On 2022-08-17 09:08, doug demaio wrote:
Richard Brown wrote:
Just because something is open source doesn’t enable its use to skirt the laws of the lands And some countries make really stupid laws And some countries enforce them stupidly It’s a minefield, but one we navigate daily and have navigated for years.
I can respect that point of view. I don't agree with it. History is filled with reasons for change by those who are labeled rebels; those who did not conform to the stupidity. Whether right or wrong, this mentality creates change needed to not remain stagnate.
The only question this incident raises for me is a casual pondering as to whether we will need to treat cryptocurrency tools in a similar way to “hacking” tools, patented codecs, and libdvdcss and keep them out of openSUSE to avoid legal entanglements.

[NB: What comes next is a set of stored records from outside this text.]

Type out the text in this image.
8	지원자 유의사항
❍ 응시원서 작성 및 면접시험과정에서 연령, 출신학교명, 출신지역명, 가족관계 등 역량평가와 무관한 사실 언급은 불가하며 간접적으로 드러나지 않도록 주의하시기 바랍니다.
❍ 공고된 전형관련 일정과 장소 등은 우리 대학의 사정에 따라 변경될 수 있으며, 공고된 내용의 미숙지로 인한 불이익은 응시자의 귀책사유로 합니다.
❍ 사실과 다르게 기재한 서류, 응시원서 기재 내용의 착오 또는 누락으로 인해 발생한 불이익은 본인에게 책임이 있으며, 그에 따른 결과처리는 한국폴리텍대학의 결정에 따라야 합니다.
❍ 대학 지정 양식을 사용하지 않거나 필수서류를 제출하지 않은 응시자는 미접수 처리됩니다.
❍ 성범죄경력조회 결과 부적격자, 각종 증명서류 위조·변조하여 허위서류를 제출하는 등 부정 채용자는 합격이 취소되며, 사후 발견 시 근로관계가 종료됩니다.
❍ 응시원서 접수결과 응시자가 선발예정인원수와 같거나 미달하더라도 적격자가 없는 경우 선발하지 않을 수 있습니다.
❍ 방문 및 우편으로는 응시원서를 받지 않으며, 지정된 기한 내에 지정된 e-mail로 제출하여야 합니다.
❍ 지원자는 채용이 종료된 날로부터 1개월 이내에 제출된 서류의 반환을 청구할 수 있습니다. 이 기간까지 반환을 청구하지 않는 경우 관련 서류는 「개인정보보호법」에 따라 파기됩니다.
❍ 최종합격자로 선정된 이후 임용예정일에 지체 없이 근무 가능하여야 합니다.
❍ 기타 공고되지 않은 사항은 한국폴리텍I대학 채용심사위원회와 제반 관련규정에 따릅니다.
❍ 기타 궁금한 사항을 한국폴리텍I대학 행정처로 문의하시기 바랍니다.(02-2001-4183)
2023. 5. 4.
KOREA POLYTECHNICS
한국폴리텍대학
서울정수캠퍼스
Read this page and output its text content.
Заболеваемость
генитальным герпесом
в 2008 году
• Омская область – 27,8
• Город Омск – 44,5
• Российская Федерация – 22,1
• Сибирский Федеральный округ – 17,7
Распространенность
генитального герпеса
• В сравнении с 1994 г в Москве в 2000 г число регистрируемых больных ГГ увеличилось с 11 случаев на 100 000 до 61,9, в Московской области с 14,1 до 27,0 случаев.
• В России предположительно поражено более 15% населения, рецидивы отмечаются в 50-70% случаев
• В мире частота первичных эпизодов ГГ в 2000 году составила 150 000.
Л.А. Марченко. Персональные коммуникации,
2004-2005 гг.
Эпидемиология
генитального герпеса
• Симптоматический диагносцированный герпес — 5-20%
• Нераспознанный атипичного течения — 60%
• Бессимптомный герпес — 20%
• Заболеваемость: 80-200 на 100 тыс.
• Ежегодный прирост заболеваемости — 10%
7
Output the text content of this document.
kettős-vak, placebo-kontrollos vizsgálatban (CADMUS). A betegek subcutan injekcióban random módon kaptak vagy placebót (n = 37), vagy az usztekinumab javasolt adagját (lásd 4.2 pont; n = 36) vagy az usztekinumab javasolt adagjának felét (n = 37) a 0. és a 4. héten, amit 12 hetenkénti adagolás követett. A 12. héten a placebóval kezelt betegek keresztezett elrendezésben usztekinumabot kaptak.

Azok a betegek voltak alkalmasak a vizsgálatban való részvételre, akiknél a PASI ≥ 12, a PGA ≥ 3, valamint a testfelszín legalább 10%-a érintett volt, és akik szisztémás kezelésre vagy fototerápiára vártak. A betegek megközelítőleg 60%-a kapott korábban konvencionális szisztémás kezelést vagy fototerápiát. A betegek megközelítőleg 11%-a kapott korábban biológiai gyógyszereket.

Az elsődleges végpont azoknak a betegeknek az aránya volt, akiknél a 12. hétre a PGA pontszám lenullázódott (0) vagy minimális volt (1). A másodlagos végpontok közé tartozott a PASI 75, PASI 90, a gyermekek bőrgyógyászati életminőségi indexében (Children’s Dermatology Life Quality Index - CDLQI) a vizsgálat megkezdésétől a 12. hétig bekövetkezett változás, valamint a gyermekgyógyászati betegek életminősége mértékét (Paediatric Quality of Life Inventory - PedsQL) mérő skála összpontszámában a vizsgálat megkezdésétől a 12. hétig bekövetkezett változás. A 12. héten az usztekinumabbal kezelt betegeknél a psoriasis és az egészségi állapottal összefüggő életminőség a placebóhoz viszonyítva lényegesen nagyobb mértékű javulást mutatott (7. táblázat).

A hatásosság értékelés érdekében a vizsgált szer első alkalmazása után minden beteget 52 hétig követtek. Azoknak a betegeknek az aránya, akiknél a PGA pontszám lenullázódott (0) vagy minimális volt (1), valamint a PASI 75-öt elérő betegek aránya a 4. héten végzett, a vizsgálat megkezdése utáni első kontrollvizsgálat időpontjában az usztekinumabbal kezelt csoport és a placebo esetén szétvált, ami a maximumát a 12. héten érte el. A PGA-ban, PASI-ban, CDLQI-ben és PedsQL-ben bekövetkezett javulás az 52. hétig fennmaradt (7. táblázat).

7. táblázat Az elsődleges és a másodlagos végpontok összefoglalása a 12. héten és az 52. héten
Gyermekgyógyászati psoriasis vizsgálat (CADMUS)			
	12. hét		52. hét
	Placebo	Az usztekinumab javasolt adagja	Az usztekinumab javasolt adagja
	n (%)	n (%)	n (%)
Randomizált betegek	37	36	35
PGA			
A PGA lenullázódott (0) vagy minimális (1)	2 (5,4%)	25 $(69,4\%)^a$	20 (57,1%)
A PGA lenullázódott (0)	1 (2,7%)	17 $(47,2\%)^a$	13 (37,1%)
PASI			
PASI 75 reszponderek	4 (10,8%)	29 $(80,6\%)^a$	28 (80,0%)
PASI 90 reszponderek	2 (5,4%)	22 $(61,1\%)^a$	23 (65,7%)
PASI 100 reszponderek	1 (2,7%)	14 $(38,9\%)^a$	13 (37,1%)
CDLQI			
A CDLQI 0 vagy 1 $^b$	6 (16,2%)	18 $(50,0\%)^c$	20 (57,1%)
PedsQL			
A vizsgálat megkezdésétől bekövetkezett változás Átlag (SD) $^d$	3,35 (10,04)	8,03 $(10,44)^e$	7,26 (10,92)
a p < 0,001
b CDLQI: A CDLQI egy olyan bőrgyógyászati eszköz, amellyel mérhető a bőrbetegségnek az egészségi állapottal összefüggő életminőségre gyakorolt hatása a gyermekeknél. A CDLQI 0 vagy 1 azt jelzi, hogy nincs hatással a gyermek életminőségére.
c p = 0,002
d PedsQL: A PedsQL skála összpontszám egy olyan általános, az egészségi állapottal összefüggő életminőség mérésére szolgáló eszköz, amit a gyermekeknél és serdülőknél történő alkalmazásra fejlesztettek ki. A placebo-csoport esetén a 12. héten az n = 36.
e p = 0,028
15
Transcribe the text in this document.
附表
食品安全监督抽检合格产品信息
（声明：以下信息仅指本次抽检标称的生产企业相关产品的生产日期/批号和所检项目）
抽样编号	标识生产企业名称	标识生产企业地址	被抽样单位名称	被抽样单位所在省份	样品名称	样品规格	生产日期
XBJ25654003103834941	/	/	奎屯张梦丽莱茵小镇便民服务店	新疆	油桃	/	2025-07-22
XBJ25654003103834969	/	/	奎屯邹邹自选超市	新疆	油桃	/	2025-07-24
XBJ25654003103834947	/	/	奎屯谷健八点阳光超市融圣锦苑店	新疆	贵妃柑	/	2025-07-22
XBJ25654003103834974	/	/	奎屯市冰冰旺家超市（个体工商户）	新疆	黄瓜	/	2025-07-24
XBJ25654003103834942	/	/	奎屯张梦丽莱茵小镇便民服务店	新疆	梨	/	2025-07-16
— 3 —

This is a discussion that needs or should happen. Guess I'll start. If I'm running a bitcoin node via flatpak on a Tumbleweed machine and it's processing the less than 1% criminal activity [1] on the bitcoin network, is their a problem? Should we now start to consider having tools that prevent certain flatpaks from being used on our distros?
[1] https://blog.chainalysis.com/reports/2022-crypto-crime-report-introduction/
That’s not really a relevant question for the openSUSE Project mailing list The openSUSE project doesn’t distribute any Flatpaks Distributors have responsibilities - As demonstrated by GitHubs actions fulfilling their obligations under law in this case. A more relevant question would be “Should we block RPMs, Disk Images, or other media we do build, from OBS/our repos that contain software that is primarily used for activity that the relevant authorities (DE plus UK plus US) consider illegal?” But I’m not sure that’s even a question that needs answering, obvious established precedent in this Project is “yes”, we don’t allow such software on our infra and we don’t distribute it, even if it’s open source. And I don’t think we should change that approach. If the laws are wrong, the countries in question need to change them, but that’s a political battle to be conducted on a broad front with broad support. And I don’t think the large amount of illegal moneylaundering which the app in question here was clearly used for here really endears it as the rallying call for such a fight.